BWR & BWR!

Black Warrior Review 34.2

Beth Bachmann's poems have recently appeared in American Poetry Review, Gulf Coast, Kenyon Review, and Best New Poets 2007. She teaches creative writing at Vanderbilt University.

Mary Jo Bang's fifth collection of poems, Elegy, was published by Graywolf Press in October 2007. She's a professor of English and director of the creative writing program at Washington University in St. Louis.

Ashley Capps is not sure what she is doing. Her first book of poems, Mistaking the Sea for Green Fields, was published in 2006 by the University of Akron Press. New poems are in Granta 100, and are forthcoming in Columbia Poetry Review.

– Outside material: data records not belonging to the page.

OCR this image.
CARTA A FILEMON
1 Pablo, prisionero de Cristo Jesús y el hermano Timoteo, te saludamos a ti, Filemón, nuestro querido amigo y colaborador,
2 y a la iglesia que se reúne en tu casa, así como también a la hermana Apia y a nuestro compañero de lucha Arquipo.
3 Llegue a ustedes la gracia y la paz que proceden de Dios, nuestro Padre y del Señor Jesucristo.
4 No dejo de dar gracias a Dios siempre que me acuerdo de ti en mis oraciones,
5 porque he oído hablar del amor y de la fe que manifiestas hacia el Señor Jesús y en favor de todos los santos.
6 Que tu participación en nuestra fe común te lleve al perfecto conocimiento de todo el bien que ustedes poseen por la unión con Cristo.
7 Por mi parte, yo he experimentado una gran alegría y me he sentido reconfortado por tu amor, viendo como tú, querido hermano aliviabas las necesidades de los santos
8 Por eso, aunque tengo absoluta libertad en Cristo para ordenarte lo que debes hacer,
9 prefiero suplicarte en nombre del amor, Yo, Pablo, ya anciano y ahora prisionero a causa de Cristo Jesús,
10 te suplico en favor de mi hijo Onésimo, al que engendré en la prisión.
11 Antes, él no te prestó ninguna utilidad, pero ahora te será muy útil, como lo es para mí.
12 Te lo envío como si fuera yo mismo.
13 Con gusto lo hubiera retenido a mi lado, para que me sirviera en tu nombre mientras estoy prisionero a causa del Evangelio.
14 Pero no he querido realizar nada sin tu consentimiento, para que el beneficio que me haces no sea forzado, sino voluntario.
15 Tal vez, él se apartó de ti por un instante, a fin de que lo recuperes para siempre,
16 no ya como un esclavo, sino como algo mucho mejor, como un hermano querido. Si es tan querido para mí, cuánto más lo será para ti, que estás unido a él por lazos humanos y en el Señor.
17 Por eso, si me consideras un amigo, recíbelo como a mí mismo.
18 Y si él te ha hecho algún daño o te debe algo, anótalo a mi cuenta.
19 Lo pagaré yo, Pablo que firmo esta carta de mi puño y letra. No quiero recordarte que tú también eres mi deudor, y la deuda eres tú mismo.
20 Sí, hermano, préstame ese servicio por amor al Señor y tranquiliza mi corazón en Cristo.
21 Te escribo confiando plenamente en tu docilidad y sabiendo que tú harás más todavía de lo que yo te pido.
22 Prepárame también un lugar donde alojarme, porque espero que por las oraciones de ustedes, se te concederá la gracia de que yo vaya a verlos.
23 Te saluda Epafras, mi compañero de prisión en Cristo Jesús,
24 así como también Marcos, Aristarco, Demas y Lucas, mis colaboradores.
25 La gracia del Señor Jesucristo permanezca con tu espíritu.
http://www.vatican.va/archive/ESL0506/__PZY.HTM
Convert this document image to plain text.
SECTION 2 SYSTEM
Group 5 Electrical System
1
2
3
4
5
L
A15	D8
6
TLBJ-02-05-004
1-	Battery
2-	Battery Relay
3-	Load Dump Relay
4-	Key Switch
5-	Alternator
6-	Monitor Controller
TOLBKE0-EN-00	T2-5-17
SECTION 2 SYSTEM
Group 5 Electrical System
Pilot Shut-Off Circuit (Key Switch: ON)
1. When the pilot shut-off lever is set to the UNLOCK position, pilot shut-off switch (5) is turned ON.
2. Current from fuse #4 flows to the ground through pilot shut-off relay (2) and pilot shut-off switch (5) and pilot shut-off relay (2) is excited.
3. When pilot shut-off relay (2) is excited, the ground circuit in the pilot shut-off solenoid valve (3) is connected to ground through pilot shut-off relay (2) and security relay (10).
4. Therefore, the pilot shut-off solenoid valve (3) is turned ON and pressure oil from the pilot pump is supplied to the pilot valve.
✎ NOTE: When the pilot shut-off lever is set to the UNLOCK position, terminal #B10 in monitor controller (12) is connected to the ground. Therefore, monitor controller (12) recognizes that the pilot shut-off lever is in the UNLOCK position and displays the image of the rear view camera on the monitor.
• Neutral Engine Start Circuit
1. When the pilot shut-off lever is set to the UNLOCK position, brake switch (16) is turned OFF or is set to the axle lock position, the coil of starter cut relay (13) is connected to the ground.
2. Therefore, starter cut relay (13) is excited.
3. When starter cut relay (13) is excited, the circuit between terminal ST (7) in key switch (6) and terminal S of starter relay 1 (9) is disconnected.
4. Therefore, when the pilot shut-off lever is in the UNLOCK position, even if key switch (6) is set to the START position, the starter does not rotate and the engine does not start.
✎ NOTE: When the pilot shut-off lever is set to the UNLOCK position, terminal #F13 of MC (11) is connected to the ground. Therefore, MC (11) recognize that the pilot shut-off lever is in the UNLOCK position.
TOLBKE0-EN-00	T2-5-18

Brittney Carman was born on a pig farm in southern Idaho. An MFA candidate in creative nonfiction at the University of Idaho, she writes and teaches now in the panhandle of the state.

Steve Davenport, the creative nonfiction editor of Ninth Letter, is the author of Uncontainable Noise. His "Murder on Gasoline Lake," published in BWR 33.1, is listed as a Notable Essay in Best American Essays 2007 and will soon be published in a chapbook by New American Press.

Maya Hayuk's work can range from tender mockeries of idealized social rituals as hot tubbing or undressing, to transcendent portrayals of geometries giving way to nature. She is a muralist, photographer, printmaker, painter, curator, player of records, writer, performer, collector of stuff, Barnstormer, videographer, documentarian and lover of life who lives in Brooklyn, New York by way of San Francisco, Baltimore, Boston, and Toronto.